The UFA Default Risk Index for the third quarter of 2013 rose to 114 from last quarter’s revised 96 in University Financial Associates' baseline scenario. Under current economic conditions, investors and lenders should expect defaults on loans currently being originated to be 14 percent higher than the average of similar loans originated in the 1990s, due solely to the local and national economic environment. That’s a key finding of the latest UFA Mortgage Report by University Financial Associates of Ann Arbor, Michigan.

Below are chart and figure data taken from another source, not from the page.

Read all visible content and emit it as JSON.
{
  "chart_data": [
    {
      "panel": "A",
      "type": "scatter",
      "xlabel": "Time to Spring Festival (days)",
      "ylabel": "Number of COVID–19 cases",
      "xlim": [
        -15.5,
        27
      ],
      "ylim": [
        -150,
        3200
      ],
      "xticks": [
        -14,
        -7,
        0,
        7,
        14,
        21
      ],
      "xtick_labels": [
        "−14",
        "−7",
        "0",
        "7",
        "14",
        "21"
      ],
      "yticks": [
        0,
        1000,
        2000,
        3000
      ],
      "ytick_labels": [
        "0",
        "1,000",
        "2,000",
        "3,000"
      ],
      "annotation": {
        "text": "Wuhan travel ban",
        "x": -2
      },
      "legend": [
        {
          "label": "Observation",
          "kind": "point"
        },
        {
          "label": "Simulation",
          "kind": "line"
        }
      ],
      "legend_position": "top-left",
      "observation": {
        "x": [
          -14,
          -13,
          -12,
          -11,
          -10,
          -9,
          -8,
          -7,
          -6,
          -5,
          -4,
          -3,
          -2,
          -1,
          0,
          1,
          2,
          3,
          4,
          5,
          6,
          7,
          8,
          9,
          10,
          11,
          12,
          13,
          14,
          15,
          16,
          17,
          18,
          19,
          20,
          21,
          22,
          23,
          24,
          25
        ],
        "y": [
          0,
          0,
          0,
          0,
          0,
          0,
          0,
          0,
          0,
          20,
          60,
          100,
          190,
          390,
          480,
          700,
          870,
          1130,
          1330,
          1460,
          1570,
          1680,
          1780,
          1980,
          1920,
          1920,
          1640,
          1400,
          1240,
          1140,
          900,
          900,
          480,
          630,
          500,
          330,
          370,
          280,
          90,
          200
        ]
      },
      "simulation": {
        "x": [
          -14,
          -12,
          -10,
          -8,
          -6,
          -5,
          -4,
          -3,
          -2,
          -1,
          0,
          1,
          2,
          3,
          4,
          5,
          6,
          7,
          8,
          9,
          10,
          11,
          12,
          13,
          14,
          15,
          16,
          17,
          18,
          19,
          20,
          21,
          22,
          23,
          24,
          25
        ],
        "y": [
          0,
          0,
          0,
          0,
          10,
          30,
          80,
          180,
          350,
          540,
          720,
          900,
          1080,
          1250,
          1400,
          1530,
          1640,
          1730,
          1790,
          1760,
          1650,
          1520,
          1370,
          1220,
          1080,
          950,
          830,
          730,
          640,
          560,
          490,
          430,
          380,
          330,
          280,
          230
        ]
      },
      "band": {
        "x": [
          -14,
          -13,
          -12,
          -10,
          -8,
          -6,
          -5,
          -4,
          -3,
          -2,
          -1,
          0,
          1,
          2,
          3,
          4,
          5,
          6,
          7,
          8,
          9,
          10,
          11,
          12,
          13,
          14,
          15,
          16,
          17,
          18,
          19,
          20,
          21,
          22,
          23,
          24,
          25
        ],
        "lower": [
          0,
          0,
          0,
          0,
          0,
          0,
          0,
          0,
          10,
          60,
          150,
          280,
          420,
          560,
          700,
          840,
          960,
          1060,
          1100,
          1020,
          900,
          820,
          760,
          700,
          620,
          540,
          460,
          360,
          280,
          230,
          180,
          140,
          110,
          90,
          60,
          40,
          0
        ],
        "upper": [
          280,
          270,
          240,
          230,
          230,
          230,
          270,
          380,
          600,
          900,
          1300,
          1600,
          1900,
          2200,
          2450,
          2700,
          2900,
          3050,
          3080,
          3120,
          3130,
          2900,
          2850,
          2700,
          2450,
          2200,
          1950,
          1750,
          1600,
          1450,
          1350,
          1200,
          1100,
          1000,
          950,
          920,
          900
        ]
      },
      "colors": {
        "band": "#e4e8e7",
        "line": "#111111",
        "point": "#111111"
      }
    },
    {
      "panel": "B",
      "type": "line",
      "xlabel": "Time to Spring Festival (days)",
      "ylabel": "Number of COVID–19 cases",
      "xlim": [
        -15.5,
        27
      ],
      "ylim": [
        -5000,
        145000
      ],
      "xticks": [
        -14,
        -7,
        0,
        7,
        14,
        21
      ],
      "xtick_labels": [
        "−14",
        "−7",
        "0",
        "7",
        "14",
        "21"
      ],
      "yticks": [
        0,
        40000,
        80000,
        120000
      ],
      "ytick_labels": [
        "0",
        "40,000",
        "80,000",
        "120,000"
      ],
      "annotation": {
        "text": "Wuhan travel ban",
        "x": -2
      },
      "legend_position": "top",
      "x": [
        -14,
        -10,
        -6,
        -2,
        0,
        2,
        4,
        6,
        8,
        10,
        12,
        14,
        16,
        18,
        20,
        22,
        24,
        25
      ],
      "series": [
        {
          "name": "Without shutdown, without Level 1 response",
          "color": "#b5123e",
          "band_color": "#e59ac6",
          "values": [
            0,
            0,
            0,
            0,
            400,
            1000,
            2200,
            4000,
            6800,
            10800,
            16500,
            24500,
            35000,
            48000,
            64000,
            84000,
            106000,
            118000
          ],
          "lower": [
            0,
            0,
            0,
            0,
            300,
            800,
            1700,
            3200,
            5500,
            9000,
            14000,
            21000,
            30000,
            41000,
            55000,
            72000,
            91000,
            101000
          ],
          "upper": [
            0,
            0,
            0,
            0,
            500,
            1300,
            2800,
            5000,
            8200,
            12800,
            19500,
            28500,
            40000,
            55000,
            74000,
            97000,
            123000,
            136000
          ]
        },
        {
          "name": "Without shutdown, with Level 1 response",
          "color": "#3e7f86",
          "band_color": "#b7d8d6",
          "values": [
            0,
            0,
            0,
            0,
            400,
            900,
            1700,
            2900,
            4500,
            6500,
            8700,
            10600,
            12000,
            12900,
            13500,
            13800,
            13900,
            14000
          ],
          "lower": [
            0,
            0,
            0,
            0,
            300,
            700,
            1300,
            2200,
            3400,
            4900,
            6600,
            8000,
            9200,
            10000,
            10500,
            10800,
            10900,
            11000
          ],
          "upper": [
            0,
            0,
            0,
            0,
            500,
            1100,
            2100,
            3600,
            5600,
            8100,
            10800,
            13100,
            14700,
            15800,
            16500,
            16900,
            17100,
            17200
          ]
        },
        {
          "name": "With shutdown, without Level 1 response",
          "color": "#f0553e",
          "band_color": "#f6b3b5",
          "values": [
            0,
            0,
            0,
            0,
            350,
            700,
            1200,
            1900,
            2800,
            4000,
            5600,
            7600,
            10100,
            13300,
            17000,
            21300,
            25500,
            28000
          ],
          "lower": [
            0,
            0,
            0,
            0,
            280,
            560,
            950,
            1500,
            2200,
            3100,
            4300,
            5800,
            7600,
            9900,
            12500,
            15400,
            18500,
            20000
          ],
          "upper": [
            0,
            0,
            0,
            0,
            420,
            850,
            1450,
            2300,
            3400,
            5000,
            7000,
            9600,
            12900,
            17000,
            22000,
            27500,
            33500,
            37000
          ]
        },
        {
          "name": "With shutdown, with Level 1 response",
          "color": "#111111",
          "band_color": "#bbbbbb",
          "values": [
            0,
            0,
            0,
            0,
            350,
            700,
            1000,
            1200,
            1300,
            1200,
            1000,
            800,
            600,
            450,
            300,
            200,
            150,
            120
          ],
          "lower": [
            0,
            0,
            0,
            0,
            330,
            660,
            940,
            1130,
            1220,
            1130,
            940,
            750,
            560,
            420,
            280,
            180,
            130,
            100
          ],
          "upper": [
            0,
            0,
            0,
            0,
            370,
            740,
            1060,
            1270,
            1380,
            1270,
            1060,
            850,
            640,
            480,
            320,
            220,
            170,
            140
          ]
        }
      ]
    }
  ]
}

“Most of the increased risk this quarter can be attributed to the hefty increase in mortgage rates—100 basis points in just three months! Borrowers initiating mortgages at these higher rates will have higher payment ratios and will be more likely to default if the household is stressed,” said Dennis Capozza, who is the Dale Dykema Professor of Business Administration in the Ross School of Business at the University of Michigan, and a founding principal of UFA. “At the same time, borrowers at the lower rates of earlier vintages become less likely to default. This is because their existing mortgage at the earlier favorable rate becomes a more valuable contract, since the market value of the mortgage liability falls when valued at current higher rates.”
The UFA Default Risk Index measures the risk of default on newly originated prime and nonprime mortgages. UFA’s analysis is based on a “constant-quality” loan, that is, a loan with the same borrower, loan and collateral characteristics. The Index reflects only the changes in current and expected future economic conditions, which are much less favorable currently than in prior years.